Getting a dangling pointer by returning a pointer from a local C-style array

Question

I am a bit confused by the following code:

#include <iostream>  const char* f() {     const char* arr[]={"test"};     return arr[0]; }  int main() {     auto x = f();     std::cout << x; } 

In my opinion, this code should be UB (undefined behaviour). We return a pointer to a C-style array element inside a local scope. Things should go wrong. However, none of the compilers I tested with complain (I used -Wall -Wextra -pedantic on both g++ and clang). valgrind does not complain either.

Is the code above valid or is it UB as one would think?
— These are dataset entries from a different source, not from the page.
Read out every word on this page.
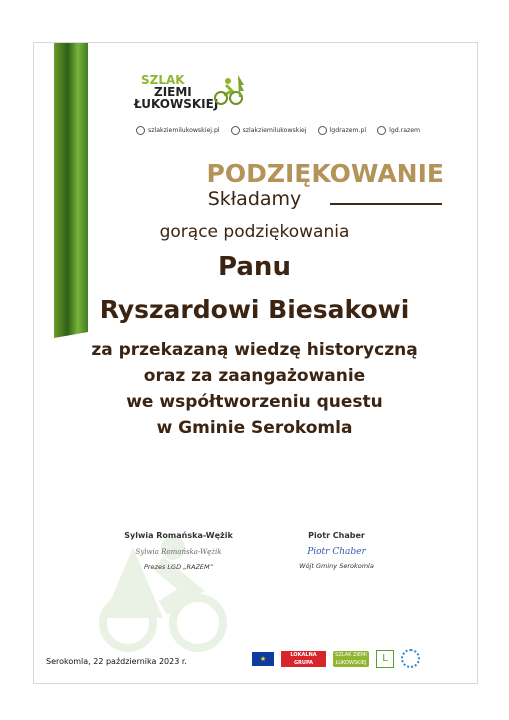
SZLAK
ZIEMI
ŁUKOWSKIEJ
szlakziemilukowskiej.pl
	szlakziemilukowskiej
	lgdrazem.pl
	lgd.razem
PODZIĘKOWANIE
Sylwia Romańska-Wężik
Sylwia Romańska-Wężik
Prezes LGD „RAZEM”
Piotr Chaber
Piotr Chaber
Wójt Gminy Serokomla
Serokomla, 22 października 2023 r.	★	LOKALNA GRUPA DZIAŁANIA RAZEM
SZLAK ZIEMI ŁUKOWSKIEJ	L
Składamy
gorące podziękowania
Panu
Ryszardowi Biesakowi
za przekazaną wiedzę historyczną
oraz za zaangażowanie
we współtworzeniu questu
w Gminie Serokomla
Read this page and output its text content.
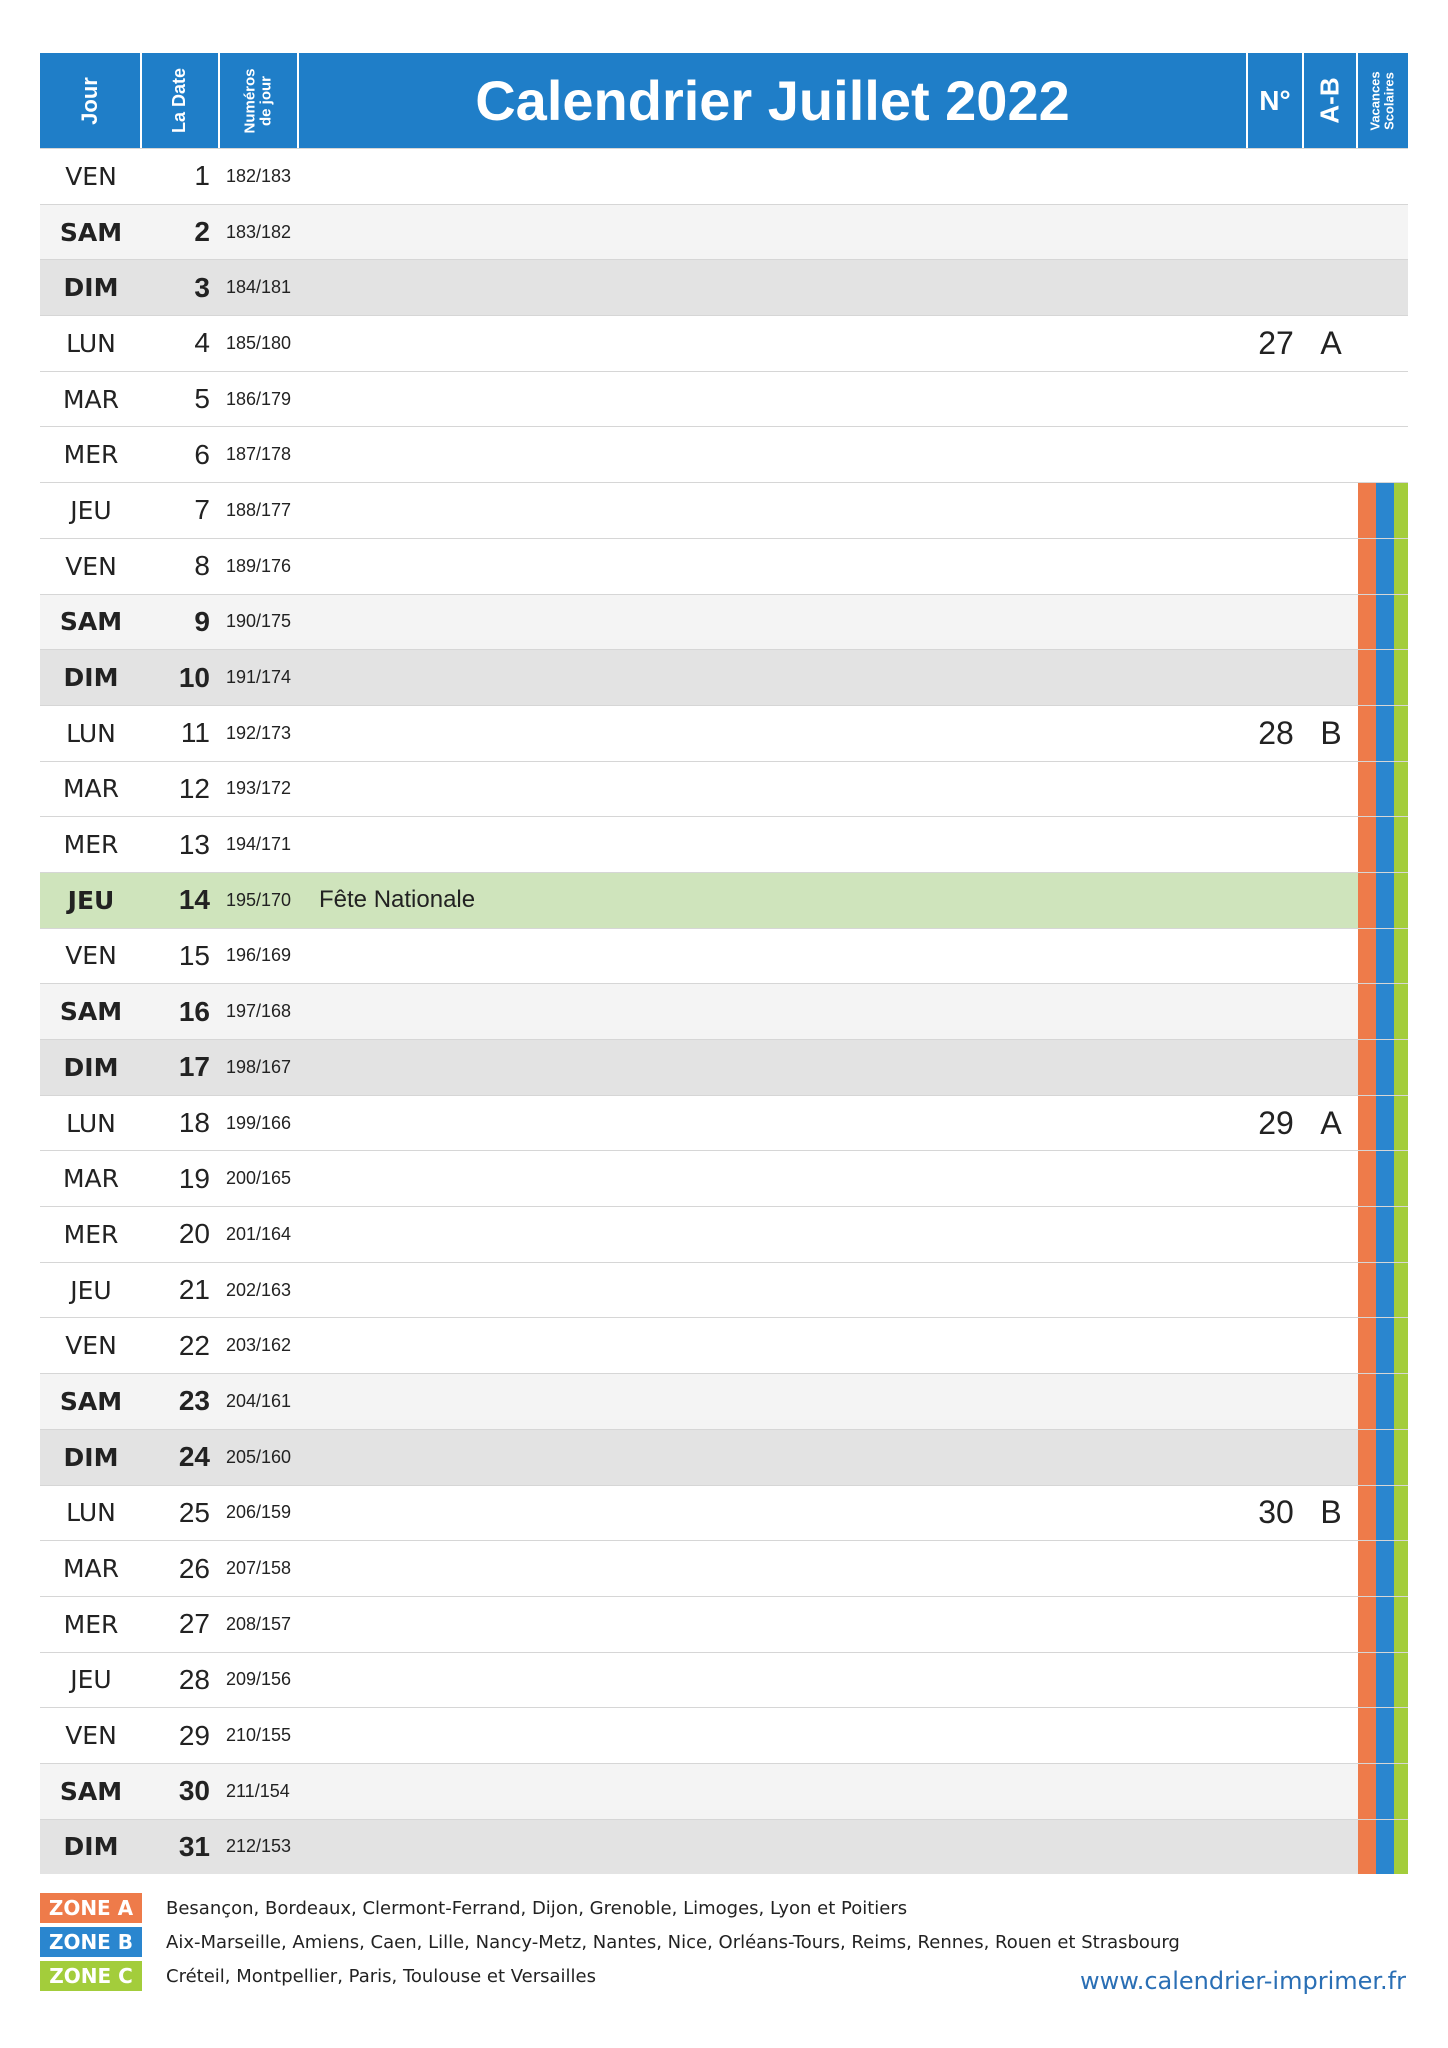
Jour	La Date	Numéros de jour	Calendrier Juillet 2022	N° A-B Vacances Scolaires
VEN	1 182/183
SAM	2 183/182
DIM	3 184/181
LUN	4 185/180	27 A
MAR	5 186/179
MER	6 187/178
JEU	7 188/177
VEN	8 189/176
SAM	9 190/175
DIM	10 191/174
LUN	11 192/173	28 B
MAR	12 193/172
MER	13 194/171
JEU	14 195/170	Fête Nationale
VEN	15 196/169
SAM	16 197/168
DIM	17 198/167
LUN	18 199/166	29 A
MAR	19 200/165
MER	20 201/164
JEU	21 202/163
VEN	22 203/162
SAM	23 204/161
DIM	24 205/160
LUN	25 206/159	30 B
MAR	26 207/158
MER	27 208/157
JEU	28 209/156
VEN	29 210/155
SAM	30 211/154
DIM	31 212/153
ZONE A	Besançon, Bordeaux, Clermont-Ferrand, Dijon, Grenoble, Limoges, Lyon et Poitiers
ZONE B	Aix-Marseille, Amiens, Caen, Lille, Nancy-Metz, Nantes, Nice, Orléans-Tours, Reims, Rennes, Rouen et Strasbourg
ZONE C	Créteil, Montpellier, Paris, Toulouse et Versailles	www.calendrier-imprimer.fr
PS: running it seems to produce the "correct" result, i.e. displaying "test", but that's not an indication of correctness.

Answer 1

No, it's not UB.

This:

const char* f() {     const char* arr[]={"test"};     return arr[0]; } 

Can be rewritten to the equivalent:

const char* f() {     const char* arr0 = "test";     return arr0; } 

So we're just returning a local pointer, to a string literal. String literals have static storage duration, nothing dangles. The function really is the same as:

const char* f() {     return "test"; } 

---

If you did something like this:

const char* f() {     const char arr[] = "test"; // local array of char, not array of char const*     return arr; } 

Now that is UB - we're returning a dangling pointer.